Troubleshooting¶
Obscure task failures¶
Task state changed externally¶
There are many potential causes for a task’s state to be changed by a component other than the executor, which might cause some confusion when reviewing task instance or scheduler logs.
Below are some example scenarios that could cause a task’s state to change by a component other than the executor:
If a task’s Dag failed to parse on the worker, the scheduler may mark the task as failed. If confirmed, consider increasing core.dagbag_import_timeout and dag_processor.dag_file_processor_timeout.
The scheduler will mark a task as failed if the task has been queued for longer than scheduler.task_queued_timeout.
If a task instance’s heartbeat times out, it will be marked failed by the scheduler.
A user marked the task as successful or failed in the Airflow UI.
An external script or process used the Airflow REST API to change the state of a task.
Process terminated by signal¶
Sometimes, Airflow or some adjacent system will kill a task instance’s TaskRunner
, causing the task instance to fail.
Below we discuss a few common cases.
Dag run timeout¶
A dag run timeout can be specified by dagrun_timeout
in the dag’s definition.
The task process would likely be killed with SIGTERM (exit code -15).
Out of memory error (OOM)¶
When a task process consumes too much memory for a worker, the best case scenario is it is killed with SIGKILL (exit code -9). Depending on configuration and infrastructure, it is also possible that the whole worker will be killed due to OOM and then the tasks would be marked as failed after failing to heartbeat.

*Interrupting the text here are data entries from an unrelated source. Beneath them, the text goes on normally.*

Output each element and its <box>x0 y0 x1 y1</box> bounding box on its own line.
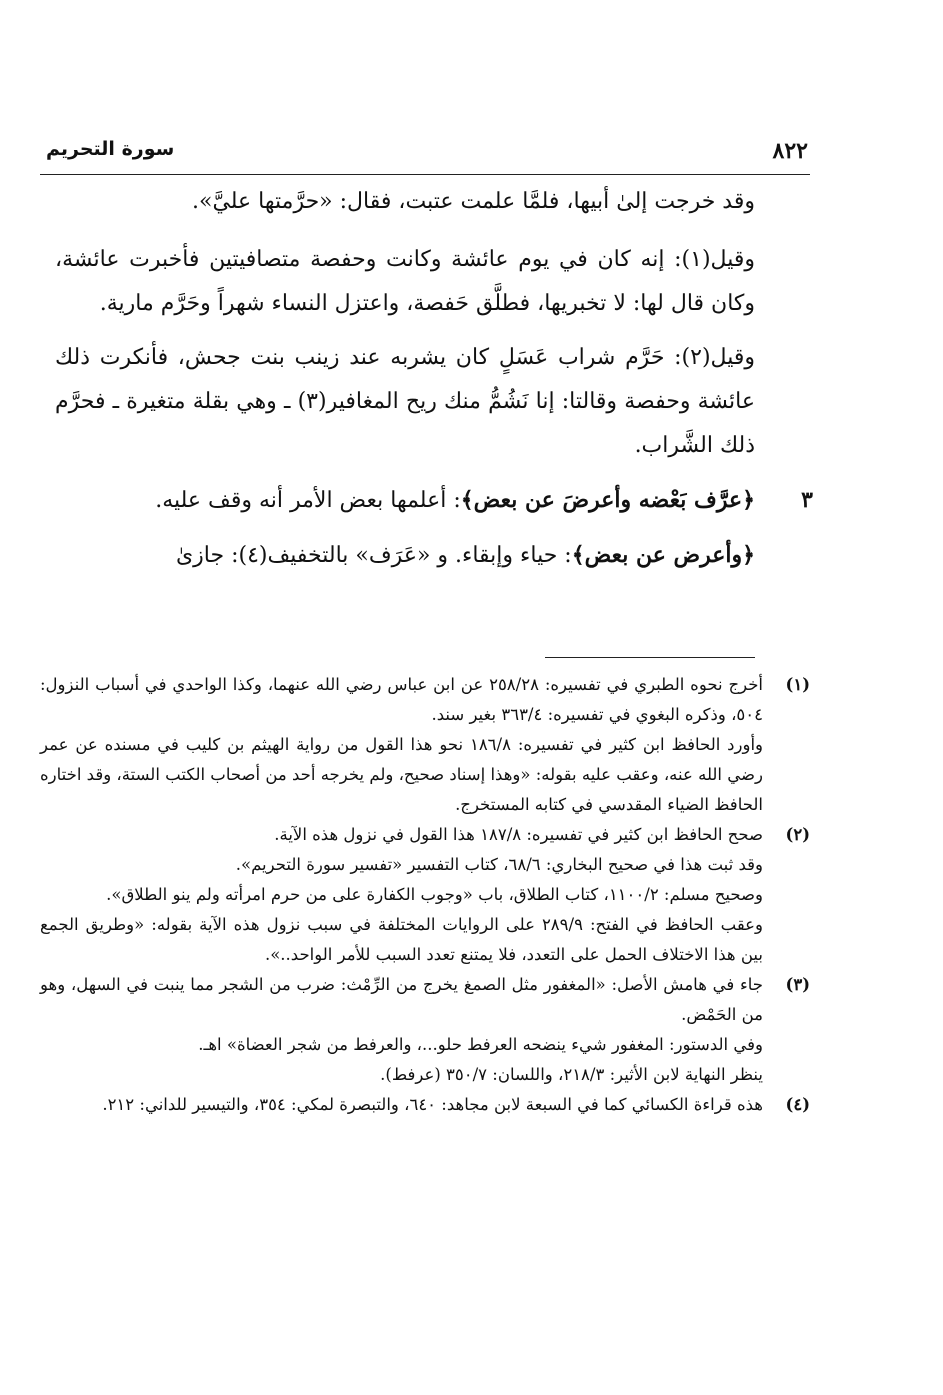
quran-quote: ﴿عرَّف بَعْضه وأعرضَ عن بعض﴾ <box>460 487 755 513</box>
paragraph: وقيل(١): إنه كان في يوم عائشة وكانت وحفصة متصافيتين فأخبرت عائشة، وكان قال لها: لا تخبريها، فطلَّق حَفصة، واعتزل النساء شهراً وحَرَّم مارية. <box>55 247 755 316</box>
main-text <box>55 180 813 588</box>
footnote-text: هذه قراءة الكسائي كما في السبعة لابن مجاهد: ٦٤٠، والتبصرة لمكي: ٣٥٤، والتيسير للداني: ٢١٢. <box>102 1095 763 1114</box>
verse-explanation: : أعلمها بعض الأمر أنه وقف عليه. <box>155 488 461 513</box>
verse-commentary <box>55 478 755 523</box>
footnote-text: جاء في هامش الأصل: «المغفور مثل الصمغ يخرج من الرِّمْث: ضرب من الشجر مما ينبت في السهل، وهو من الحَمْض. <box>40 975 763 1024</box>
footnote <box>40 820 810 970</box>
footnote-text: وقد ثبت هذا في صحيح البخاري: ٦٨/٦، كتاب التفسير «تفسير سورة التحريم». <box>235 855 763 874</box>
page-number: ٨٢٢ <box>772 138 808 164</box>
verse-commentary <box>55 533 755 578</box>
footnote-number: (٣) <box>785 975 810 994</box>
footnote-number: (٢) <box>785 825 810 844</box>
footnote <box>40 1090 810 1120</box>
footnote-text: وفي الدستور: المغفور شيء ينضحه العرفط حلو...، والعرفط من شجر العضاة» اهـ. <box>198 1035 763 1054</box>
footnote <box>40 670 810 820</box>
footnote-text: وعقب الحافظ في الفتح: ٢٨٩/٩ على الروايات المختلفة في سبب نزول هذه الآية بقوله: «وطريق الجمع بين هذا الاختلاف الحمل على التعدد، فلا يمتنع تعدد السبب للأمر الواحد..». <box>40 915 763 964</box>
paragraph: وقيل(٢): حَرَّم شراب عَسَلٍ كان يشربه عند زينب بنت جحش، فأنكرت ذلك عائشة وحفصة وقالتا: إنا نَشُمُّ منك ريح المغافير(٣) ـ وهي بقلة متغيرة ـ فحرَّم ذلك الشَّراب. <box>55 345 755 458</box>
footnote-text: صحح الحافظ ابن كثير في تفسيره: ١٨٧/٨ هذا القول في نزول هذه الآية. <box>274 825 763 844</box>
footnote-text: وصحيح مسلم: ١١٠٠/٢، كتاب الطلاق، باب «وجوب الكفارة على من حرم امرأته ولم ينو الطلاق». <box>106 885 763 904</box>
footnote-text: وأورد الحافظ ابن كثير في تفسيره: ١٨٦/٨ نحو هذا القول من رواية الهيثم بن كليب في مسنده عن عمر رضي الله عنه، وعقب عليه بقوله: «وهذا إسناد صحيح، ولم يخرجه أحد من أصحاب الكتب الستة، وقد اختاره الحافظ الضياء المقدسي في كتابه المستخرج. <box>40 735 763 814</box>
verse-explanation: : حياء وإبقاء. و «عَرَف» بالتخفيف(٤): جازىٰ <box>175 543 572 568</box>
footnote-text: ينظر النهاية لابن الأثير: ٢١٨/٣، واللسان: ٣٥٠/٧ (عرفط). <box>380 1065 763 1084</box>
footnotes <box>40 670 810 1120</box>
footnote-number: (٤) <box>785 1095 810 1114</box>
verse-number: ٣ <box>801 487 813 513</box>
footnote-separator <box>545 657 755 658</box>
verse-block <box>55 478 813 523</box>
paragraph: وقد خرجت إلىٰ أبيها، فلمَّا علمت عتبت، فقال: «حرَّمتها عليَّ». <box>191 189 755 214</box>
footnote-number: (١) <box>785 675 810 694</box>
footnote-text: أخرج نحوه الطبري في تفسيره: ٢٥٨/٢٨ عن ابن عباس رضي الله عنهما، وكذا الواحدي في أسباب النزول: ٥٠٤، وذكره البغوي في تفسيره: ٣٦٣/٤ بغير سند. <box>40 675 763 724</box>
quran-quote: ﴿وأعرض عن بعض﴾ <box>571 542 755 568</box>
page-header <box>40 128 810 175</box>
chapter-title: سورة التحريم <box>46 138 175 160</box>
footnote <box>40 970 810 1090</box>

Lingering task supervisor processes¶
Under very high concurrency the socket handlers inside the task supervisor may
miss the final EOF events from the task process. When this occurs the supervisor
believes sockets are still open and will not exit. The
workers.socket_cleanup_timeout option controls how long the supervisor
waits after the task finishes before force-closing any remaining sockets. If you
observe leftover supervisor
processes, consider increasing this delay.